JAKARTA - Jika dahulu perusahaan mengandalkan semata-mata e-mail dalam berkomunikasi, sekarang beralih pada penggunaan media sosial secara langsung (real time ) dan dilakukan dalam bentuk percakapan atau dialog sehingga hal-hal yang dahulu perlu menunggu waktu untuk memperoleh jawaban sekarang dapat diperoleh pada saat percakapan berlangsung.
Jaringan dalam memperoleh jumlah anggota mudah dibentuk dengan sistem pertemanan (members, friends). Namun, yang perlu dipelajari lebih jauh adalah pengaruh dan kaitannya terhadap bottomline, sekalipun harus diakui bahwa dalam membina hubungan, membangun jaringan (network), dan memberikan dampak penggunaan media sosial sangat efektif.
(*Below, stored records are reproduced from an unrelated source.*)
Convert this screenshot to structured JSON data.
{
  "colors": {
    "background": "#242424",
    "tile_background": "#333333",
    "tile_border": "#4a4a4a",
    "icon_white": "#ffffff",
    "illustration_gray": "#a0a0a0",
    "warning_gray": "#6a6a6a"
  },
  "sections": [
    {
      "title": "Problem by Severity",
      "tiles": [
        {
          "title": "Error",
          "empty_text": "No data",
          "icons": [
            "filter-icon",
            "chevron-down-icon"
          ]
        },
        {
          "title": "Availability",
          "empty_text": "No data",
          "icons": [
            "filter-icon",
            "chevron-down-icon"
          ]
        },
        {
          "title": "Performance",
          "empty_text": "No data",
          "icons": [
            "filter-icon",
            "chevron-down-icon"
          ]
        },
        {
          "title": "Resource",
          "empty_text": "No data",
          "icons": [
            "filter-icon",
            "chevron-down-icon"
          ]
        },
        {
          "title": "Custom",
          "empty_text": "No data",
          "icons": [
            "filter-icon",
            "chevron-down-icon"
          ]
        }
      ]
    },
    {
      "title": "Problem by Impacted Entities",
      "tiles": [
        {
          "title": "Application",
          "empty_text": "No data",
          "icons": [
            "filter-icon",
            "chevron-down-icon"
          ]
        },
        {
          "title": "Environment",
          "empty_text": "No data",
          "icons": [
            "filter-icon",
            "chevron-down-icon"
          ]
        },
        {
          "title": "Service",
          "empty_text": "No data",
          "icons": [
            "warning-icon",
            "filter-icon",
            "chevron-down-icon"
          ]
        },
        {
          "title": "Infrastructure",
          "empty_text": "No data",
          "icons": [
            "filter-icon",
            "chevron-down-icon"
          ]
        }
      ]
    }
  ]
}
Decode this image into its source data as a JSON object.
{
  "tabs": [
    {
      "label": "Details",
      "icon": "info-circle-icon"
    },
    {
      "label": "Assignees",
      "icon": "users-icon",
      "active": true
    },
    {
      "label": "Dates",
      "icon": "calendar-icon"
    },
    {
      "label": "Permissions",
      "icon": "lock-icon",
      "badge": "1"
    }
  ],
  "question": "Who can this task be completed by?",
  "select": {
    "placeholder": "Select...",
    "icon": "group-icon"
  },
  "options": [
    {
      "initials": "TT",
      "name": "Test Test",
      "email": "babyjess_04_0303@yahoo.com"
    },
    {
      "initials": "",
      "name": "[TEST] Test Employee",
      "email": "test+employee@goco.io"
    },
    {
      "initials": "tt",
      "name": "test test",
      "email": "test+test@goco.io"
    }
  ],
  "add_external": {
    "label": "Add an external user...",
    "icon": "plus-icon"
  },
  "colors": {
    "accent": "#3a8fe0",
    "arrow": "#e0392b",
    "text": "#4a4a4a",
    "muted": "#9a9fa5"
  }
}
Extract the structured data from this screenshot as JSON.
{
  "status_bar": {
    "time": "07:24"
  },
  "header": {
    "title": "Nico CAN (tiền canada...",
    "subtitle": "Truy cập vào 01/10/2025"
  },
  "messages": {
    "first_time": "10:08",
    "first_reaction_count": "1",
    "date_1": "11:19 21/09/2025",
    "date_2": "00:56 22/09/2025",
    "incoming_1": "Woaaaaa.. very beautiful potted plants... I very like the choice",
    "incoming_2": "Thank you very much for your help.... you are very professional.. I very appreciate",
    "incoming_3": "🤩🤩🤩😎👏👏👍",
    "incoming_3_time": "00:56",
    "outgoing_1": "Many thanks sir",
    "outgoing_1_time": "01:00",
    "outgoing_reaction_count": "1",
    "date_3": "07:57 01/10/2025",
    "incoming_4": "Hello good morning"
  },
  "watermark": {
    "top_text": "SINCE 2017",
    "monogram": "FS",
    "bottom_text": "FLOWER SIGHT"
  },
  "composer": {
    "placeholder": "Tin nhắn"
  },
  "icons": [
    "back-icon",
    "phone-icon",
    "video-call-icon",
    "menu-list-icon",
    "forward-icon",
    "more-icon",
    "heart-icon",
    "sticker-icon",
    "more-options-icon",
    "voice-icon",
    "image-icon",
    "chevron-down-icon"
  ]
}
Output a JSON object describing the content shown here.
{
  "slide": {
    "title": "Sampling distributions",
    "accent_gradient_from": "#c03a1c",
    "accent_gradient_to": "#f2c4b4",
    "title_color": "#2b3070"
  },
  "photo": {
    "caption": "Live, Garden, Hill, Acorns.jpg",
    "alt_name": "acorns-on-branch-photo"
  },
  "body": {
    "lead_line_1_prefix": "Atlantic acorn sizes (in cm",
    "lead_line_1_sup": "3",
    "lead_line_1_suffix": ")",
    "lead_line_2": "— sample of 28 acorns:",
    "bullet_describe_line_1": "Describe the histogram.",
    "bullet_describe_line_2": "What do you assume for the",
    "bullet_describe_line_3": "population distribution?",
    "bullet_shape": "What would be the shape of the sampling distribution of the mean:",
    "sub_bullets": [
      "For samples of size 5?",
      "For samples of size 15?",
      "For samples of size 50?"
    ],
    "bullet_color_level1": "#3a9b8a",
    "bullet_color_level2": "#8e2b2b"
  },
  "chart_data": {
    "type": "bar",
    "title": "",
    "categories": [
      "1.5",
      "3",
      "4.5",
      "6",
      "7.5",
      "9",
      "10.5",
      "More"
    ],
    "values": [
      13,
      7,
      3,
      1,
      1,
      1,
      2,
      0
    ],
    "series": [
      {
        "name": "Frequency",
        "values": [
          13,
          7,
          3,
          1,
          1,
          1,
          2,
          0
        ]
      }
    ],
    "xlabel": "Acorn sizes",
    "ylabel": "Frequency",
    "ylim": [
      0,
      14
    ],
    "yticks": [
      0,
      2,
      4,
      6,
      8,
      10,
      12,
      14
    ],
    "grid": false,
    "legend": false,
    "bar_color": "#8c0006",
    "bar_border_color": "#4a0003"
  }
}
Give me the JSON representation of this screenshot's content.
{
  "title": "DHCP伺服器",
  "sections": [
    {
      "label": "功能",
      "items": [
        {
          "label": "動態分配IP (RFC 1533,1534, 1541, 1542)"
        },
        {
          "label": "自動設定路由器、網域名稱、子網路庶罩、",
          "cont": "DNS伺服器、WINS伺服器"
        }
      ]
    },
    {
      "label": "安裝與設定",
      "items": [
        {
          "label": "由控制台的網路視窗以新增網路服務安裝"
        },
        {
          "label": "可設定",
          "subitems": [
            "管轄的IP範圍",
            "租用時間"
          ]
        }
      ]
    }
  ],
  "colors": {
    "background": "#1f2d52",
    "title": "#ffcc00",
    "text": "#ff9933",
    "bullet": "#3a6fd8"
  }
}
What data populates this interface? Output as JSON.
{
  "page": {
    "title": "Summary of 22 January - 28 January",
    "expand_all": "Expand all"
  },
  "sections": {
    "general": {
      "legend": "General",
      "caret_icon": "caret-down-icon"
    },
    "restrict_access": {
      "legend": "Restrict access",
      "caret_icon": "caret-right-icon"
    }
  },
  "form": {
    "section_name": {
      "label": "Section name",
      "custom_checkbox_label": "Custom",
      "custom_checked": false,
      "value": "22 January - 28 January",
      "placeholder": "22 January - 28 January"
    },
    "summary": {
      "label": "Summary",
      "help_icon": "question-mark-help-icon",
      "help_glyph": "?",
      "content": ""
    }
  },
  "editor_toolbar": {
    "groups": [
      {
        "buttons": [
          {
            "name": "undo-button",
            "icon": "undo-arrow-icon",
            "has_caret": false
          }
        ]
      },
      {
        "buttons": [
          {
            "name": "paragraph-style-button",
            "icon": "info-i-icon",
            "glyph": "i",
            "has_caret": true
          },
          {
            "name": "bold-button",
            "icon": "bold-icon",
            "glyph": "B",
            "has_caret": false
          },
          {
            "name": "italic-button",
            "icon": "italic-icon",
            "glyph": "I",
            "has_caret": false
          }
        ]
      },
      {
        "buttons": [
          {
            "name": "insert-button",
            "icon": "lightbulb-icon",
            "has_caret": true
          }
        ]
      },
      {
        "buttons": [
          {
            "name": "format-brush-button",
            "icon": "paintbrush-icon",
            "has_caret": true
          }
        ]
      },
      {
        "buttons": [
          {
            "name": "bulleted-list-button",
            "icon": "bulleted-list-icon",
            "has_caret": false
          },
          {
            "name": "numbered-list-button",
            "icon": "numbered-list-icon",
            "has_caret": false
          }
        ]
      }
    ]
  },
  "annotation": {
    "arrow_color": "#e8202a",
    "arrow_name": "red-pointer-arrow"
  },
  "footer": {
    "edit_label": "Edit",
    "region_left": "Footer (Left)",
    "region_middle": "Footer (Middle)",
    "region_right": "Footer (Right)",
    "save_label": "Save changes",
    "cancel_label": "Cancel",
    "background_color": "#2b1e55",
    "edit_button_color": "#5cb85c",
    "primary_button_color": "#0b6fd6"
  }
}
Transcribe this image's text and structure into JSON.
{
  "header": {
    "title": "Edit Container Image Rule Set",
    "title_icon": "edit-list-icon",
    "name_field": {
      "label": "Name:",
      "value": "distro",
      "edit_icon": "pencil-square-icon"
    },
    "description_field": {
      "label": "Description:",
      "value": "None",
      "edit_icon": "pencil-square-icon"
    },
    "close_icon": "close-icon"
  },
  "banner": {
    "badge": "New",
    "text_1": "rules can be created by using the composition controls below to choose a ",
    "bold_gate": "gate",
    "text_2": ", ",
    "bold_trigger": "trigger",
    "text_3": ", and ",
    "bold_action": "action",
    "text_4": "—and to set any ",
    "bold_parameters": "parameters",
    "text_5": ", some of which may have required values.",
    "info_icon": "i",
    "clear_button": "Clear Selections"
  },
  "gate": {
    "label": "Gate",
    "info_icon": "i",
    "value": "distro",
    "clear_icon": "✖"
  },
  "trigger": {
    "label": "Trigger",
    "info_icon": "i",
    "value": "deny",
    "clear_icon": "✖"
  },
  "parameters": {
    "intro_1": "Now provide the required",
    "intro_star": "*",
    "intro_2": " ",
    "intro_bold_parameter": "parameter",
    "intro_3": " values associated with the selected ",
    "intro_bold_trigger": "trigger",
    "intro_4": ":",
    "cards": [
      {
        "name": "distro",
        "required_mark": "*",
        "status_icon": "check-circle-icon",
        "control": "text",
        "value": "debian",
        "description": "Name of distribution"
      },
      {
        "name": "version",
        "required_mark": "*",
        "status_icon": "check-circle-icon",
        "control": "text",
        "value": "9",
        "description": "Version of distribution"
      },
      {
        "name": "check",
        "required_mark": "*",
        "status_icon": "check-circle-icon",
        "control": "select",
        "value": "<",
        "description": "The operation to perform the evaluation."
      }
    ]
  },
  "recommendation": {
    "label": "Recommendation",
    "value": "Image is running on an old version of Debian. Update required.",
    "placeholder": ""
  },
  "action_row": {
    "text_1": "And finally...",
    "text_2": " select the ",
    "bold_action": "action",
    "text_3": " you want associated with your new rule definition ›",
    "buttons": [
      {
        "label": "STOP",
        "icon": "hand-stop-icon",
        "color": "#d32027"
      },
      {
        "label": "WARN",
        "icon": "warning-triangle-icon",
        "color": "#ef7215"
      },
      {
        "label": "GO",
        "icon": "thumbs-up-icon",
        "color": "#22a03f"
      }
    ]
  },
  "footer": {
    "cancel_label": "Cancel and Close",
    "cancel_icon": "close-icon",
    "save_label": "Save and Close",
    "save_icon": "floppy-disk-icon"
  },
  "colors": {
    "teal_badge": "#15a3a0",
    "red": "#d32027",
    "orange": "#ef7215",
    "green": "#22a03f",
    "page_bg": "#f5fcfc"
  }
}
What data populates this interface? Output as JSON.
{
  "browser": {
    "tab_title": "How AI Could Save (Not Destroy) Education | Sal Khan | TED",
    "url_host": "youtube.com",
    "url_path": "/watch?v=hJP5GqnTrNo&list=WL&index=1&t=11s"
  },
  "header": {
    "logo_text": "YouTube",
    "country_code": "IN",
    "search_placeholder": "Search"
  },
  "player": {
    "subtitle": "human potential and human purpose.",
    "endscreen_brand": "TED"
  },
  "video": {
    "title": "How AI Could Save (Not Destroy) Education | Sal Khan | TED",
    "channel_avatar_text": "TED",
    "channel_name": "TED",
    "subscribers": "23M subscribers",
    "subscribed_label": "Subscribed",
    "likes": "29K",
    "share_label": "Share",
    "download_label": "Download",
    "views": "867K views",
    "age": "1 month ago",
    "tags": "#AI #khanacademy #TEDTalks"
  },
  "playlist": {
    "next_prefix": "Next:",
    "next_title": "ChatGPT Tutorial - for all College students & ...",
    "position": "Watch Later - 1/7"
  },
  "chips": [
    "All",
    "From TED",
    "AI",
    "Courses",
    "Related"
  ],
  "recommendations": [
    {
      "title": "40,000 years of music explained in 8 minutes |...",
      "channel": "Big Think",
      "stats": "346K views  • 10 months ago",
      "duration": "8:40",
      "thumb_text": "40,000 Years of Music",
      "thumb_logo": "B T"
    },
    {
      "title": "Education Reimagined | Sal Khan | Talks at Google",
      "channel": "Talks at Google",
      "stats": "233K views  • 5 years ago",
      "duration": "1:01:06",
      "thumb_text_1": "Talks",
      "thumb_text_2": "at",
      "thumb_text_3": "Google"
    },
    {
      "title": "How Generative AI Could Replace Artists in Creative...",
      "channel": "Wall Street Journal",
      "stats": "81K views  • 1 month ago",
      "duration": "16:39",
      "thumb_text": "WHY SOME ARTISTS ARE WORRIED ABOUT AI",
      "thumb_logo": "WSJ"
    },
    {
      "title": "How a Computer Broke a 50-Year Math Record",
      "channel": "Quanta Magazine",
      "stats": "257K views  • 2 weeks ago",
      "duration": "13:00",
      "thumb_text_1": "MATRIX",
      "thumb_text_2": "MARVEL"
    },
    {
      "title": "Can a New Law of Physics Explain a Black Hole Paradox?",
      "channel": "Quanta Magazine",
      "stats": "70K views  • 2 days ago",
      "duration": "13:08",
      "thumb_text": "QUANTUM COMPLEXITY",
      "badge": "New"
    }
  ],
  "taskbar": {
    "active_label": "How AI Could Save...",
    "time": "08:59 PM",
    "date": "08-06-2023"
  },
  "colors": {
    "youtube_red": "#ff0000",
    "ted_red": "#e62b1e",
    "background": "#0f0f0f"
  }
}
Ada dua kriteria utama yang menjadi syarat untuk keberhasilan strategi bisnis sosial dari segi internal:
a. selaras dengan gol strategi korporat. Media sosial menggantikan peran iklan sekaligus membina hubungan masyarakat, keduanya digabungkan. Apa yang menjadi gol dalam strategi perusahaan merupakan objektif yang harus dicapai dan media sosial adalah salah satu sarana penunjang bukan tujuan utama.
b. Selaras dengan dan tersedia dukungan untuk melakukan eksekusi terhadap strategi keduanya; korporat dan media sosial.
Media sosial hanya berjalan efektif jika hasilnya dapat ditindaklanjuti tidak sekadar menikmati popularitas. Menurut Brian Solis, awardwinning author, princial analyst Altimer Group, yang dimiliki Prophet Company, ada enam tahapan untuk mentransformasi; memanfaatkan media sosial secara maksimal:
1. planning,
2. presence,
3. engagement,
4. formalized,
5. strategic,
6. converged .
Mari kita tinjau satu per satu: Tahapan pertama, planning- listen to learn,
a. memahami bagaimana pelanggan mempergunakan saluran atau jaringan media sosial,
b. memprioritaskan goal strategis, di mana media sosial dapat memberikan dampak terbesar.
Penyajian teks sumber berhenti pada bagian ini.